Kneron, an artificial intelligence chip startup, launched its KL520 AI system-on-chip last fall that combines dual Arm Cortex M4 CPUs with the company's neural processing unit to provide high performance inference in low-power devices such as smart locks, security cameras and smart home appliances. Thanks to Kneron's Reconfigurable Artificial Neural Network technology, the chip can adapt to processing and analyzing audio, 2D images and 3D images on the fly while also supporting AI frameworks like TensorFlow and PyTorch as well as neural networks like ResNet and MobileNet. The chip is available in edge AI modules made by Asus-owned AAEON.

Nvidia Jetson Xavier NX

Nvidia revealed the Jetson Xavier NX system-on-chip last fall as the "world's smallest supercomputer," offering "server-class performance" in a 10-watt power envelope for a variety of IoT form factors.

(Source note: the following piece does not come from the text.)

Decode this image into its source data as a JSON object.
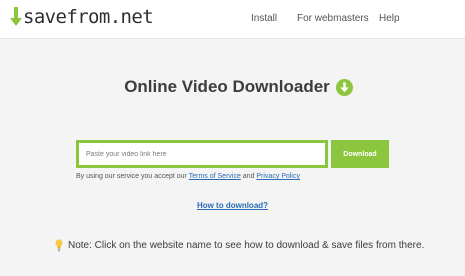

The chip is the smallest formfactor in Nvidia's Jetson computing board lineup, measuring at roughly the size of credit card, and it comes with 384 CUDA cores and 48 tensor cores, allowing it to deliver up to 21 tera operations per second. Thanks to Nvidia's engineering and design, the Jetson Xavier NX provides up to 15 times higher performance than its Jetson TX2 in a smaller form factor with the same power draw. The Jetson Xavier NX also comes with Nvidia's Deep Learning Accelerator, up to a six-core Carmel Arm CPU, up to six CSI cameras, 12 lanes for the MIPI CSI-2 camera serial interface, 8 GB of 128-bit LPDDR4x memory, gigabit Ethernet and Ubuntu-based Linux.